January 31, 2014

Korea in My Mind

Ya Allah, apa yang sebenarnya kurasakan sekarang sungguh tak jelas. Aku merasakan ketakutan, takut akan menghadapi kenyataan yang kurasa semakin sulit untuk ditempuh. Aku merasa punya banyak beban pikiran. Dalam keseharianku, aku merasa semua ini semu, tak pasti dan hanyalah hari-hari yang biasa saja, flat, kurasa itu bukanlah rangkaian sesuatu yang baik untuk masa depan nanti. Aku mencemaskan keadaanku yang bila dibandingkan dengan orang lain selalu saja terdapat banyak perbedaan. Aku sangat merasa kekurangan. Atau mungkin itu hanya penilaianku yang terlalu berlebihan. Aku pikir rasa minder dan malu adalah bukti ketidakpercayaanku pada diriku sendiri. Aku sangat bodoh, tidak mensyukuri semua ini, hanya sering mengeluh dan minder. Yang terlintas hanya itu. Aku ingin seperti orang lain, karena dia bisa dan pasti aku juga bisa. Orang lain juga orang biasa, tidak punya kelebihan yang luar biasa. Tapi mungkin itu yang dimaksud dengan takdir seseorang. Aku mampu untuk melakukan hal seperti itu, tapi selalu banyak hal yang menghalangi. Ya Allah, tolonglah aku. Aku ingin keluar dari zona ini. Lingkungan ini sungguh menekanku, menggiringku pada proses perlambatan kesuksesan. Aku jenuh dengan keseharian ini. Aku ingin punya seseuatu yang bisa memecah hening ini. Keluar dari zona mainstream dan berdiri atas nama hak pribadi. Aku punya hak dan keputusan untuk membawa hidupku sendiri. Aku punya target, dan semua itu harus kutempuh dengan caraku sendiri. Aku bertanggung jawab atas masa depanku nanti, bukan orang lain.

January 9, 2014

Untitled

Prinsip setiap orang berbeda-beda tergantung jalan pikiran, pemicu dan latar belakang kepribadiannya. Seorang temanku, dulu yang sangat kukenal luar-dalam, ketika akhirnya kita harus berpisah cukup lama menjadikan jalan pikirannya berubah seketika. Mungkin itu disebabkan pengaruh lingkungan hingga membuatnya berpikir lebih sederhana baginya.

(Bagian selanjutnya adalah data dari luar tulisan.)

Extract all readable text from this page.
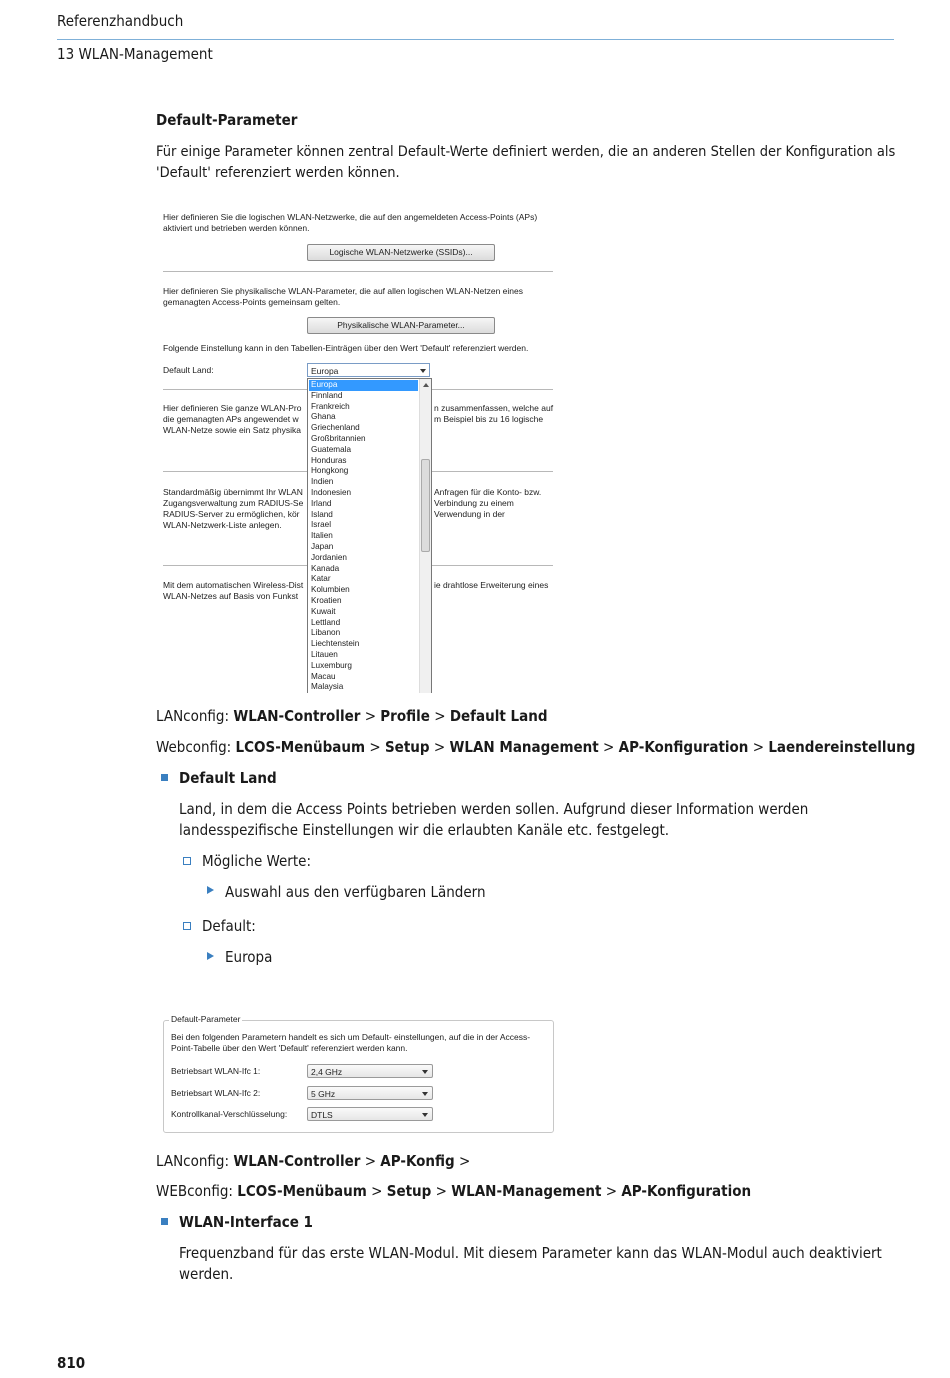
Referenzhandbuch
13 WLAN-Management
Default-Parameter
Für einige Parameter können zentral Default-Werte definiert werden, die an anderen Stellen der Konfiguration als 'Default' referenziert werden können.
Hier definieren Sie die logischen WLAN-Netzwerke, die auf den angemeldeten Access-Points (APs) aktiviert und betrieben werden können.
Logische WLAN-Netzwerke (SSIDs)...
Hier definieren Sie physikalische WLAN-Parameter, die auf allen logischen WLAN-Netzen eines gemanagten Access-Points gemeinsam gelten.
Physikalische WLAN-Parameter...
Folgende Einstellung kann in den Tabellen-Einträgen über den Wert 'Default' referenziert werden.
Default Land:	Europa
Hier definieren Sie ganze WLAN-Pro die gemanagten APs angewendet w WLAN-Netze sowie ein Satz physika
n zusammenfassen, welche auf m Beispiel bis zu 16 logische
Standardmäßig übernimmt Ihr WLAN Zugangsverwaltung zum RADIUS-Se RADIUS-Server zu ermöglichen, kör WLAN-Netzwerk-Liste anlegen.
Anfragen für die Konto- bzw. Verbindung zu einem Verwendung in der
Mit dem automatischen Wireless-Dist WLAN-Netzes auf Basis von Funkst
ie drahtlose Erweiterung eines
Europa
Finnland
Frankreich
Ghana
Griechenland
Großbritannien
Guatemala
Honduras
Hongkong
Indien
Indonesien
Irland
Island
Israel
Italien
Japan
Jordanien
Kanada
Katar
Kolumbien
Kroatien
Kuwait
Lettland
Libanon
Liechtenstein
Litauen
Luxemburg
Macau
Malaysia
LANconfig: WLAN-Controller > Profile > Default Land
Webconfig: LCOS-Menübaum > Setup > WLAN Management > AP-Konfiguration > Laendereinstellung
Default Land
Land, in dem die Access Points betrieben werden sollen. Aufgrund dieser Information werden landesspezifische Einstellungen wir die erlaubten Kanäle etc. festgelegt.
Mögliche Werte:
Auswahl aus den verfügbaren Ländern
Default:
Europa
Default-Parameter
Bei den folgenden Parametern handelt es sich um Default- einstellungen, auf die in der Access-Point-Tabelle über den Wert 'Default' referenziert werden kann.
Betriebsart WLAN-Ifc 1:	2,4 GHz
Betriebsart WLAN-Ifc 2:	5 GHz
Kontrollkanal-Verschlüsselung:	DTLS
LANconfig: WLAN-Controller > AP-Konfig >
WEBconfig: LCOS-Menübaum > Setup > WLAN-Management > AP-Konfiguration
WLAN-Interface 1
Frequenzband für das erste WLAN-Modul. Mit diesem Parameter kann das WLAN-Modul auch deaktiviert werden.
810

Setiap keputusan diambil dari pemikiran yang matang, tapi matang tersebut tegantung dari hati orang tersebut.

Banyak diantara orang yang kukenal mendadak berubah haluan, tidak pernah kuprediksi sebelumnya. Yang dulunya santri, sekarang jadi pengamen, penuh tattoo, seketika berubah membuat pandangan negatif terhadapnya.

Ada yang berkeputusan menikah muda, ada juga yang mengambil pekerjaan yang sangat tidak ada korelasi dengan bidang yang dia sukai ketika kukenal dulu, begini-begitu, banyak perubahan terjadi dalam beberapa tahun saja. Bahkan sebetulnya perubahan mampu terjadi hanya cukup dengan hitungan detik ---> seperti yang kubilang, itu berawal dari pemikiran sebagai kunci tindakan sampai seseorang bisa memutuskan untuk berubah.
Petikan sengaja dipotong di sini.